In order to further evaluate the performance of our two-step method, we compared it with the combination of conventional stitched-SPIM and VSNR. As shown in Figs. 7(a) and 7(b), VSNR (as in step 2) failed to eliminate the stripes from the image obtained by conventional SPIM. In contrast, as shown in Fig. 7(c) vertically scanned SPIM combined with VSNR results in a stripe-free image, highlighting the fact that vertically scanning the sample prior to VSNR greatly enhances the image quality.

Fig. 7

Comparison results between conventional SPIM, conventional SPIM with step 2, and our method on a serious stripe. (a) The result of conventional SPIM. (b) The result of conventional SPIM with step 2. (c) The result of our vertically scanned SPIM.

6.

Conclusions

In this study, a vertically scanned scheme was proposed to reduce stripes, noise and scattering effects in light sheet microscopy images. This approach can be easily applied to a conventional single-side SPIM setup by including a high-resolution vertical translation stage with a travel range larger than the target area. The experimental results shown here illustrate that the image quality of the conventional SPIM is indeed improved when using our two-step vertically scanned method. Moreover, the vertically scanned light sheet microscopy also improves the image quality in those cases presenting inhomogeneous light sheet illumination. Note, however, that this improved image quality also implies that each section imaged receives a larger amount of laser power and is thus more susceptible to photobleaching, since while the sample is translated vertically the same area is exposed as it traverses the FOV. However, we believe that the strength of our approach lies in the fact that our vertically scanned laser sheet microscopy presents a way to observe large elongated samples seamlessly by allowing the enlargement of the FOV in the vertical direction while simultaneously improving image quality. This increase in FOV makes our method suitable for bowel imaging, spinal cord imaging, and general imaging of elongated samples.

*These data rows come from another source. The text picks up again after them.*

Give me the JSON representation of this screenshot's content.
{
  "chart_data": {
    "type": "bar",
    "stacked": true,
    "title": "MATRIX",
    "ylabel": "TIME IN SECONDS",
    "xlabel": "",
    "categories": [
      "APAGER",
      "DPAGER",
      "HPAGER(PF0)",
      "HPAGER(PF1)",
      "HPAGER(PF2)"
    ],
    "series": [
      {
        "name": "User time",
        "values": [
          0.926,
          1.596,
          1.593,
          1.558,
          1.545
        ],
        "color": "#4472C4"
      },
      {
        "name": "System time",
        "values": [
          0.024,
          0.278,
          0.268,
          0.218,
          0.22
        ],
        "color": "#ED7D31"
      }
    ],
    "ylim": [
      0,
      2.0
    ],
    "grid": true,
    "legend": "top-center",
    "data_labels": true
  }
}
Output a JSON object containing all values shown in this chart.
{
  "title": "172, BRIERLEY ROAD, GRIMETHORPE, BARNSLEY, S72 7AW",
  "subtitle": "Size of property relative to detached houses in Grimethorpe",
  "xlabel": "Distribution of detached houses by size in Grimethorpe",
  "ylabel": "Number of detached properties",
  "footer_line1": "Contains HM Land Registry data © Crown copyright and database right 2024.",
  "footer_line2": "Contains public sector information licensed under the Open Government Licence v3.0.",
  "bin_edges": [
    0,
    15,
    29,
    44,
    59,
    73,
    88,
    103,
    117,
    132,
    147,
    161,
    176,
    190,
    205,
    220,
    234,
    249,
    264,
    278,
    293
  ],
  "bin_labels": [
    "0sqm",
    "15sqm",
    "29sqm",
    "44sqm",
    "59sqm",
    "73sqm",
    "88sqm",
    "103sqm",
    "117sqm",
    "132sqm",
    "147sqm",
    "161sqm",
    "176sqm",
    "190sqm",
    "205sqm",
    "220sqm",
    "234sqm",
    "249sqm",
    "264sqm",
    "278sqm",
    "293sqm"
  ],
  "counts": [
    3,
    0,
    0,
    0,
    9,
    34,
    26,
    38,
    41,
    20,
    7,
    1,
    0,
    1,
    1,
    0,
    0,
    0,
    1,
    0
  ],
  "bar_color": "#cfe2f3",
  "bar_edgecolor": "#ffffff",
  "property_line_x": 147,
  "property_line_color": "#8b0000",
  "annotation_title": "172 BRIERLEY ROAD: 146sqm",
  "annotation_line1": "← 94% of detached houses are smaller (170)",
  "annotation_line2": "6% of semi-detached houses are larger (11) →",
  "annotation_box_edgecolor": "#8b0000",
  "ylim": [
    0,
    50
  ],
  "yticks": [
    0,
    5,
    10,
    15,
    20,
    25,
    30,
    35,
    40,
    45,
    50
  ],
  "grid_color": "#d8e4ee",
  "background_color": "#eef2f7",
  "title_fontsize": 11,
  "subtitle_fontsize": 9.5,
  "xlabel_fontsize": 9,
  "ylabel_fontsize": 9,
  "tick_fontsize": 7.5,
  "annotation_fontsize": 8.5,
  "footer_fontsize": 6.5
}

Although only two-dimensional results are shown here, three-dimensional overlapping imaging can be easily implemented by including sample translation in the optical axis as in conventional SPIM. Furthermore, multiview vertically scanned SPIM can also be obtained by combining mSPIM¹⁸ with the vertical scan proposed here. We believe that including this scheme in current light sheet microscopes will further increase their capabilities by imaging elongated samples while simultaneously reducing SPIM artifacts.